Mas mais do que este despedimento, o que merece atenção é o que eles estão a construir. Para a IA realmente substituir os gestores intermédios, são necessários dois elementos.
Um é uma imagem do estado interno em tempo real dentro da empresa. A Block é trabalho remoto; decisões, código, design — tudo fica registado em rastos digitais. O sistema, ao ler esses dados, passa a conhecer em tempo real o estado interno de toda a empresa: quem está a fazer o quê, onde está o bloqueio, onde estão os recursos. Antes, isso exigia que os gestores se sincronizassem através de reuniões; agora, a IA faz automaticamente o alinhamento do estado interno.
O outro é um modelo da verdade do cliente. A responsabilidade central tradicional dos gestores intermédios e dos gestores de produto é compreender as necessidades dos utilizadores e convertê-las em direção do produto. Mas entrevistas e questionários têm, por natureza, viés: o que as pessoas dizem e o que fazem muitas vezes não coincide. A Block, ao processar milhões de transações reais, transforma o fluxo de fundos em factos comportamentais. Mudanças no fluxo de caixa dos comerciantes, migração de utilizadores e transferência da estrutura de consumo — tudo isso pode ser capturado pelo sistema e combinado para formar entradas de decisão.
Com a sobreposição destas duas capacidades, as funções de integração de informação e coordenação de decisões que a gestão intermédia costumava assumir foram substituídas de forma integral. A organização começa a reduzir-se para três tipos de papéis:
Especialistas de profundidade, a trabalhar diretamente no contexto completo disponibilizado pelo sistema; responsáveis por uma área específica, com acesso a um problema concreto e com autoridade, dentro de um prazo limitado, para mobilizar todos os recursos necessários; depois de o problema ser resolvido, este papel é desfeito; especialistas que orientam pessoas, a fazerem o trabalho prático e, em simultâneo, a formarem as pessoas ao seu redor.
Muitas reuniões de alinhamento de progresso desaparecem, porque o sistema já faz a sincronização de informação na base. A forma de existência de longa duração da gestão intermédia começa a ser reescrita.
Mas tudo isto só funciona se: a empresa tiver dados digitalizados com densidade suficientemente alta e suficientemente reais, para que o sistema consiga construir estas duas “cartografias da realidade”. Sem esta base, a IA é apenas uma ferramenta mais eficiente — e não a própria organização.

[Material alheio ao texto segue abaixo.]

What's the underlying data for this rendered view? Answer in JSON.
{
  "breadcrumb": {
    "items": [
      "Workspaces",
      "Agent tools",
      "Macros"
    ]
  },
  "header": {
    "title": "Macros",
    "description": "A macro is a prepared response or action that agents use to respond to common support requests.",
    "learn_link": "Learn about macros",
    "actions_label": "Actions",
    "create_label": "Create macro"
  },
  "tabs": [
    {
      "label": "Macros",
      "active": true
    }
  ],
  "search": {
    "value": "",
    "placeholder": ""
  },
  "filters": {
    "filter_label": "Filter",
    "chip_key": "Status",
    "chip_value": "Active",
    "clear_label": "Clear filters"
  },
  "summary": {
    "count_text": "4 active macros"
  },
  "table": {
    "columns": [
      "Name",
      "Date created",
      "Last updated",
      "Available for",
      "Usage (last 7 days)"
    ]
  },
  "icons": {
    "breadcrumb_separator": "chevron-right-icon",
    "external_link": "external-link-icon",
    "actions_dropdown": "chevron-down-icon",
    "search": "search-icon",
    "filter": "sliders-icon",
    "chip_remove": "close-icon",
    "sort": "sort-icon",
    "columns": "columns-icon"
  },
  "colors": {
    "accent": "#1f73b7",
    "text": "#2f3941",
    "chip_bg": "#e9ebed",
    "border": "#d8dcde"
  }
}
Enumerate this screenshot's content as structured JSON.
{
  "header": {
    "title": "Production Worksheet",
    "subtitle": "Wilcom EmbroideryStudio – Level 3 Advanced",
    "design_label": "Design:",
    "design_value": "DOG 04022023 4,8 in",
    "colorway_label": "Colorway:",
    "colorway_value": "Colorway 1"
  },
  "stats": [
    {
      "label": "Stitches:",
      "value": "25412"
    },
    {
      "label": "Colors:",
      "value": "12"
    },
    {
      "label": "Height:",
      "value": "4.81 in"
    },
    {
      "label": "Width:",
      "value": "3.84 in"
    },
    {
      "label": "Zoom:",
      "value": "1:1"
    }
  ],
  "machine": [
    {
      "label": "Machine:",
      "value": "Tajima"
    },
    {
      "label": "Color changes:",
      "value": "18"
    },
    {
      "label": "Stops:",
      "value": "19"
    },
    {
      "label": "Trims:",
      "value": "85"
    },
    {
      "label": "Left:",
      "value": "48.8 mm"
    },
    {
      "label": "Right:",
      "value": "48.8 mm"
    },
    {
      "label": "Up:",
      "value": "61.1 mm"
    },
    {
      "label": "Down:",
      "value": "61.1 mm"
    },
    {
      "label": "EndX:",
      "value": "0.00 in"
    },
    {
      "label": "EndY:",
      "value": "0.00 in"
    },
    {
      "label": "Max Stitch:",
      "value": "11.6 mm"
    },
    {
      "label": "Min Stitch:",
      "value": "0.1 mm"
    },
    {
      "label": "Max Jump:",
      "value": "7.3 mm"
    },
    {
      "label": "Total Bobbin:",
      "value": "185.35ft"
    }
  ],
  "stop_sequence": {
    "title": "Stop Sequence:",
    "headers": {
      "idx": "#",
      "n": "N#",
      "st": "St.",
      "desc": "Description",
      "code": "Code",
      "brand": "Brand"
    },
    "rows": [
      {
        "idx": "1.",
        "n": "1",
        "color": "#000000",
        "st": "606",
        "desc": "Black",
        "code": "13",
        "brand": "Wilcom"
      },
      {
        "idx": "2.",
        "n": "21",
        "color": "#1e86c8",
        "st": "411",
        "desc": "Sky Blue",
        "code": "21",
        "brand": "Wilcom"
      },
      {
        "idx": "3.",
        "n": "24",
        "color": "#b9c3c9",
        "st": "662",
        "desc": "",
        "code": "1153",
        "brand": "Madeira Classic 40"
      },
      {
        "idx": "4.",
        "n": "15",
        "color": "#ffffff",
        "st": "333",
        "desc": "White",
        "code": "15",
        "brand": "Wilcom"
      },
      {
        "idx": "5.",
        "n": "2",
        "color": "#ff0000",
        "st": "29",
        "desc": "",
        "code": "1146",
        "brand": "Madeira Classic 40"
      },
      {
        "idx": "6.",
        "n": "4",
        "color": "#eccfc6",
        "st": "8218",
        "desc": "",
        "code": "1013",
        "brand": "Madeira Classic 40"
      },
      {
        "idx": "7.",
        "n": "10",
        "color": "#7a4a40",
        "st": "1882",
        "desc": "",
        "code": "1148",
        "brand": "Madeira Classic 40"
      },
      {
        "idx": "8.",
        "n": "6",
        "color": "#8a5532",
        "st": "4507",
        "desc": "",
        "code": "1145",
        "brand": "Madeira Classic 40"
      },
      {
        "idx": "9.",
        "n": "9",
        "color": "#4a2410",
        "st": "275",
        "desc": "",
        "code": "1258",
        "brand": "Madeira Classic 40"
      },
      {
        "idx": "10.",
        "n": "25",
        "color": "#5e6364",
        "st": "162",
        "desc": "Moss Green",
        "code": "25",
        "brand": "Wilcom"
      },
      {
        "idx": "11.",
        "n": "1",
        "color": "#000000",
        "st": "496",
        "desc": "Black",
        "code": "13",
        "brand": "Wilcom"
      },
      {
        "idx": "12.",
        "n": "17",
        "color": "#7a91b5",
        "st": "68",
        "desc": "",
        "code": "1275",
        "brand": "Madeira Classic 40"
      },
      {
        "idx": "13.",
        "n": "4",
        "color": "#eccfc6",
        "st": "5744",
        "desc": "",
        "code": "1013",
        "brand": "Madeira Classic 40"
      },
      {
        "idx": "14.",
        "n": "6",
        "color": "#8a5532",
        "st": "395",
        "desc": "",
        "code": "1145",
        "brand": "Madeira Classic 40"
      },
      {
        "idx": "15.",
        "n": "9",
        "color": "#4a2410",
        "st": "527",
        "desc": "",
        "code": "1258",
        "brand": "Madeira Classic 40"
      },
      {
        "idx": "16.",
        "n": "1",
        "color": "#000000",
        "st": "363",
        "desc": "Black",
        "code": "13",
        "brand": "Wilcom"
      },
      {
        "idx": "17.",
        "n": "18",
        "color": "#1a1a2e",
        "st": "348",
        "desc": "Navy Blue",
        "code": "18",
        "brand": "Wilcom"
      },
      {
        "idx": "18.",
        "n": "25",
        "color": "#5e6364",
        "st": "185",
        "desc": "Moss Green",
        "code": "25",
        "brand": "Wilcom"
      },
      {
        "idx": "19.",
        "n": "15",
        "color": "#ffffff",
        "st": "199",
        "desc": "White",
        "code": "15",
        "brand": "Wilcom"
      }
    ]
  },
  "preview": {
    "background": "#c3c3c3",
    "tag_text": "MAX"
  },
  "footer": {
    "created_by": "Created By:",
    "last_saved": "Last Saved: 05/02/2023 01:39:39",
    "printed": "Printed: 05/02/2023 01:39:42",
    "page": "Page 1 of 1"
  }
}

A gestão intermédia não desaparece porque não se esforçam
Huang Renxun contornou a hierarquia com 60 diretos, e a Nvidia de 30.000 pessoas manteve a velocidade de decisão de uma empresa em arranque; depois de o Twitter despedir 80% dos empregados, a plataforma continuou a funcionar como sempre; a Block entregou metade do trabalho de coordenação ao sistema; a Manus, com 78 pessoas, atingiu a produção de uma empresa de dimensão intermédia.
Estas coisas não são coincidências, nem casos excecionais de génios individuais, mas sim o mesmo tipo de tendência a manifestar-se em sítios diferentes.
Ao longo de dois mil anos, havia apenas uma razão para a existência de hierarquias: humanos eram, na altura, o único mecanismo de retransmissão de informação disponível. Esta premissa mudou agora.
A eliminação da gestão intermédia não acontece porque não se esforçam, mas porque aquilo de que dependiam para sobreviver — recolher, agregar, transmitir e traduzir informação — já é feito pelo sistema de forma mais rápida, mais precisa e mais barata.
A “concessão” de dois mil anos chega aqui ao fim.